Eu quero entender, fazer acontecer
Embora ainda me sinta um navegador do nada
Um alguém que gira sem rumo e sem prumo
Será que você virá mesmo me resgatar?
Porque sinto você também tão perdida
Ainda assim, nesse mar de sentimentos confusos
Poderemos nos reencontrar e nos abraçar
Mas será um abraço genuíno e redentor?
Ou apenas um desesperado entrelaço de afogados?

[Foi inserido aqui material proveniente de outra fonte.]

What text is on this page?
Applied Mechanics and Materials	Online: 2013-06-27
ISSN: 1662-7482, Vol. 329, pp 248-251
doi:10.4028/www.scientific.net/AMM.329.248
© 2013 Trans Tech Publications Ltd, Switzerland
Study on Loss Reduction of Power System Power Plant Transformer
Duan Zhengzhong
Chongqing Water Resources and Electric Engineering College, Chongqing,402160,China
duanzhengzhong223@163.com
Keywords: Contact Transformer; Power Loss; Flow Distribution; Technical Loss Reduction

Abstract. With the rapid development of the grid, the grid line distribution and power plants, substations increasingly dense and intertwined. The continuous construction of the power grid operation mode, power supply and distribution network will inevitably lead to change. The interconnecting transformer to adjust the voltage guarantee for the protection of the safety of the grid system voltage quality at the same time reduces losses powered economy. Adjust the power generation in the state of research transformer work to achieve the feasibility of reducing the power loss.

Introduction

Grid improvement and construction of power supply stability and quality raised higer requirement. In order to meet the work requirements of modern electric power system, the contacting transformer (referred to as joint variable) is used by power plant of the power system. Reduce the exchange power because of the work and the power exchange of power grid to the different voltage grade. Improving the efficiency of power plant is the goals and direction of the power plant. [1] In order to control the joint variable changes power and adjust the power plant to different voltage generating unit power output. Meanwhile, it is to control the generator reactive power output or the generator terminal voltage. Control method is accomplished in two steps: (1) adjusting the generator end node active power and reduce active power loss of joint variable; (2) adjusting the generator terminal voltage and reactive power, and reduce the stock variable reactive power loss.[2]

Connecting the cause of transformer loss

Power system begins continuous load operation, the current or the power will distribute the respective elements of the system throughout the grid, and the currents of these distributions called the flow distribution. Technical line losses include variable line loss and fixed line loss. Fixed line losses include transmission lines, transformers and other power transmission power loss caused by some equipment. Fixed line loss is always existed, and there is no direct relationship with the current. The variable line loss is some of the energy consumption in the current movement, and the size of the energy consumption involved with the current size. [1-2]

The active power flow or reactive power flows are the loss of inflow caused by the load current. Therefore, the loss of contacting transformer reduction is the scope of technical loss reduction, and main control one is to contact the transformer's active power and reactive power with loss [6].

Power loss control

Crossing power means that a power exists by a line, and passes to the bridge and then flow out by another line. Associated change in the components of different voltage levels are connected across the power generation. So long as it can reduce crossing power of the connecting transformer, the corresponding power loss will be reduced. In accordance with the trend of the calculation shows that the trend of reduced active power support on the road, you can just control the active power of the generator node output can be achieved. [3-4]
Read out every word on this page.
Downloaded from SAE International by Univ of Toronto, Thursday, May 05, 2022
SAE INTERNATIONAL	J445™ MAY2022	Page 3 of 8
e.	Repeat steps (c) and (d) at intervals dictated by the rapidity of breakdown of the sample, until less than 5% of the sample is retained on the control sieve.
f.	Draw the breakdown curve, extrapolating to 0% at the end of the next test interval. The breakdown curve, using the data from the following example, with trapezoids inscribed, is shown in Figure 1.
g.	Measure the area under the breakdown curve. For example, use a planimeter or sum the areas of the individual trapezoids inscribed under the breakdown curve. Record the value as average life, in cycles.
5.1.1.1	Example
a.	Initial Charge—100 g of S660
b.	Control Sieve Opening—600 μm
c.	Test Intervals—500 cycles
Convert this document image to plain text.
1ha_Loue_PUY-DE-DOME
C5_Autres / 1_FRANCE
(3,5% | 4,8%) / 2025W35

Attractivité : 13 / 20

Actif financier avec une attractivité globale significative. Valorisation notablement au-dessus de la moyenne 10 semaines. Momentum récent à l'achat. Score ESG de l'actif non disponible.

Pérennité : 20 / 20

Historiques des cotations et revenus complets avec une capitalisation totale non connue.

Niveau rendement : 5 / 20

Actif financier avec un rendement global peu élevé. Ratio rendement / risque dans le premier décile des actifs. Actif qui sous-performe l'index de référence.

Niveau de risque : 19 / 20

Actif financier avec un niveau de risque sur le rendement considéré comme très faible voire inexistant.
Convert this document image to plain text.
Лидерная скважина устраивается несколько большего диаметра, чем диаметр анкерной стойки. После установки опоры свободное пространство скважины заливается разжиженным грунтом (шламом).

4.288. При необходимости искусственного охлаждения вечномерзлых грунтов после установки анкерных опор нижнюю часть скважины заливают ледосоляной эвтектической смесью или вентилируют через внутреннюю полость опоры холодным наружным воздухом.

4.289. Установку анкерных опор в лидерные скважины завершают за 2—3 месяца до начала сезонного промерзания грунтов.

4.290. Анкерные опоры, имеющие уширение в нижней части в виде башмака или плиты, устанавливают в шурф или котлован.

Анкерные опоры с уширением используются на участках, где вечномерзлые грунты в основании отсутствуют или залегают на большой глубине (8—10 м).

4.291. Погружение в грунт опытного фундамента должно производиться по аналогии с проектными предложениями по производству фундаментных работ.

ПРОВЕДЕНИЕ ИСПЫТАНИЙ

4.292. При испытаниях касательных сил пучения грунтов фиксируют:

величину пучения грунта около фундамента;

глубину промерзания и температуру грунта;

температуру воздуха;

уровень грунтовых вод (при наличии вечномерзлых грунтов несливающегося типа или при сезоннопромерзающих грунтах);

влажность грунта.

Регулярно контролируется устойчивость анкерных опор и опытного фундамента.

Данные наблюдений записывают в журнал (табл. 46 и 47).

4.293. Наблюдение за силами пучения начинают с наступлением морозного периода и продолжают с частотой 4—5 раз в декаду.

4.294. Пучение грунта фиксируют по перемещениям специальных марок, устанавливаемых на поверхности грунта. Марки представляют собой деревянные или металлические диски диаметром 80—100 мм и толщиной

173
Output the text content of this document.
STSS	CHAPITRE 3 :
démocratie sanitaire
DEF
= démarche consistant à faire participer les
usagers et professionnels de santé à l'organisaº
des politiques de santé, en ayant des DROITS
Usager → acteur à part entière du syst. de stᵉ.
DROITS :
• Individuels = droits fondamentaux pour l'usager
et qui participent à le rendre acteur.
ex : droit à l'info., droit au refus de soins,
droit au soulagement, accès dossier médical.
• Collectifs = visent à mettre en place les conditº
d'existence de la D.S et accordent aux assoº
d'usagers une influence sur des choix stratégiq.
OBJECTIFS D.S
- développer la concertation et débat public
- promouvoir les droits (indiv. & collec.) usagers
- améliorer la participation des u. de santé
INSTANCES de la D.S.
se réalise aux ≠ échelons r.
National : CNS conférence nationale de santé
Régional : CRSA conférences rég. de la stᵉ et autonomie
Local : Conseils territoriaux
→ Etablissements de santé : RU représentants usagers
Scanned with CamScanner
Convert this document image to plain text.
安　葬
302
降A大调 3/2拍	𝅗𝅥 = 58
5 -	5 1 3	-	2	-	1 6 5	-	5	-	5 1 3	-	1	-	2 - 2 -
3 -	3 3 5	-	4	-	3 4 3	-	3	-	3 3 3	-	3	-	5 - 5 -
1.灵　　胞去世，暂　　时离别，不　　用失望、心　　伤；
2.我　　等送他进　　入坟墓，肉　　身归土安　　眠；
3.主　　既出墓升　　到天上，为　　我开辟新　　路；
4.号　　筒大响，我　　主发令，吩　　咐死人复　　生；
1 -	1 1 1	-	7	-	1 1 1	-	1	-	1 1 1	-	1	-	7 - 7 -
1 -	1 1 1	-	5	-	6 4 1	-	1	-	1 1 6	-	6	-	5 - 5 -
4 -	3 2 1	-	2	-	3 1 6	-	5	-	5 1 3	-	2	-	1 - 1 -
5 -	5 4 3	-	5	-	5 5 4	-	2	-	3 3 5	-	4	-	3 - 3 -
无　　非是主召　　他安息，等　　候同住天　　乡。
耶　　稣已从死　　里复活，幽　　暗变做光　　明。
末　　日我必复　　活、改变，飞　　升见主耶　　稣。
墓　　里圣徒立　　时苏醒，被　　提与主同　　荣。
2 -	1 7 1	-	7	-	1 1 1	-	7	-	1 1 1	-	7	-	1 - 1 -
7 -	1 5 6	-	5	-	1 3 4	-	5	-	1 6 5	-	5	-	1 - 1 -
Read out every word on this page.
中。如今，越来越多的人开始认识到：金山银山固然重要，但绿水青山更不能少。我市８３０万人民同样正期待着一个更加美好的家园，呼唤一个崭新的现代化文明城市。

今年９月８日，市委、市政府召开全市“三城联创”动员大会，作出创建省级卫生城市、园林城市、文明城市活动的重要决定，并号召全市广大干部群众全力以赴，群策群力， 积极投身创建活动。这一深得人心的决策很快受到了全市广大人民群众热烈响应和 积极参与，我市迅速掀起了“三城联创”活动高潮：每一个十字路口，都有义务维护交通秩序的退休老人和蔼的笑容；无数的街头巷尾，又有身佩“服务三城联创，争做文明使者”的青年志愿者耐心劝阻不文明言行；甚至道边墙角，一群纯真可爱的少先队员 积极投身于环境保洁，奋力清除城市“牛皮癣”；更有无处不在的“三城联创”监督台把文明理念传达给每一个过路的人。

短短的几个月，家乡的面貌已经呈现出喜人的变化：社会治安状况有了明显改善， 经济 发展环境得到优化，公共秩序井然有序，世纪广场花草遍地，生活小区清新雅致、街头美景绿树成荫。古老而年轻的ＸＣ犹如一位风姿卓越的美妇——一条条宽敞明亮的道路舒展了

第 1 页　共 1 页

quinta-feira, 8 de agosto de 2019

Minha própria busca



Minha vida está passando, o tempo está passando; como se fossem paredes de um quarto se fechando para me esmagar. Que pesadelo, que gosto amargo. Mas isso, então, é o final? Um desespero agudo e curto, como se fosse o estampido de um tiro de revólver? O que mais fazer? Para onde ir? Cada resposta que eu busco me deixa ainda mais confuso. Nunca fui tão aconselhado e nunca estive mais perdido. Parece uma piada de mau gosto de destino. Tudo que tento se perde no nada, minhas tentativas são todas sem acerto. O erro é o que me cabe. Já tentei a receita de Samuel Beckett, melhorei meus fracassos, mas eles continuam sendo fracassos. As soluções eu não tenho. Para piorar, não estou ficando mais jovem ou mais atraente. Pelo contrário, o desgaste dos anos já me alcança e meu corpo é prova disso. Como faço para recuperar meu tempo perdido? O que me diria Renato Russo em sua voz rouca e grave? Eu simplesmente não sei o que fazer. Eu me sinto a beira do precipício, a ponto de desistir. Mas aí me vem um pensamento louco e muito recorrente. E se eu estiver no caminho errado? E se eu estiver disputando maratona em meio a um rali de motos? Ou se estiver de moto no meio de uma marcha atlética? Não importa chegar antes ou depois. Eu sempre serei desclassificado por que não estou seguindo as regras do jogo. Aliás, nem sei mesmo qual o meu jogo. Aí, respiro fundo, pego minhas coisas e me perco por aí. Entre o nada e o abismo, repenso todo o meu caminho e tudo que ali fiz por escolha própria ou por imposições indiretas. Então me cai a ficha. Eu não preciso ter sucesso ou ser o melhor. Eu preciso é me esforçar ao máximo naquilo que eu escolhi para fazer. A opinião dos outros, essa eu prefiro deixar para lá, porque, no fundo, não me querem mal, mas me fazem muito mal quando querem que eu seja aquilo que não sou. Enfim, agora eu sei o que seguir, qual o meu jogo e por onde começar. Seja como for, tudo é meu: a culpa, o custo, o crédito, o débito, ou o que estiver lá na frente me esperando. A minha resposta, no fim, foi a minha própria busca.

Algo de novo



Há algo de novo ali no horizonte. Não só em Belo Horizonte, mas em todos os horizontes que se avista Brasil afora. Acorda em seu coração um sorriso; não um sorriso qualquer, mas aquele sorriso límpido, intransitivo, no modo imperativo. Aquele sorriso que não requer qualquer palavra para ser respondido por outro sorriso, talvez ainda mais vívido e radiante. Não há discurso túrgido ou mórbido capaz de calar essa voz que nasce crédula e imponente, se postando em favor da pluralidade e da empatia, acima de qualquer maldade ou retrocesso. Não há muito o que se descrever para quem ainda se encolhe nas sombras e no obscurantismo, mas resta esperança de que as inteligências ainda se regenerarão e se insurgirão contra o peso do infortúnio e do fracasso anunciado. Em tempos de resistência, é preciso ter paciência com os oprimidos que se julgam opressores, com aqueles que vivem ainda enclausurados em suas próprias síndromes de Estocolmo. No fim, isso é certo, brilhará intensamente a luz do saber e da clarividência, permitindo que não mais nos enxerguemos como inimigos entrincheirados em lados opostos. Quando a sabedoria superar a desavença, nos enxergaremos como irmãos de jornadas, como passageiros de uma mesma aeronave com um mesmo destino. E aí, trabalharemos muito mais como cúmplices e parceiros do que como adversários em uma batalha tão sem sentido e tão vazia em resultados.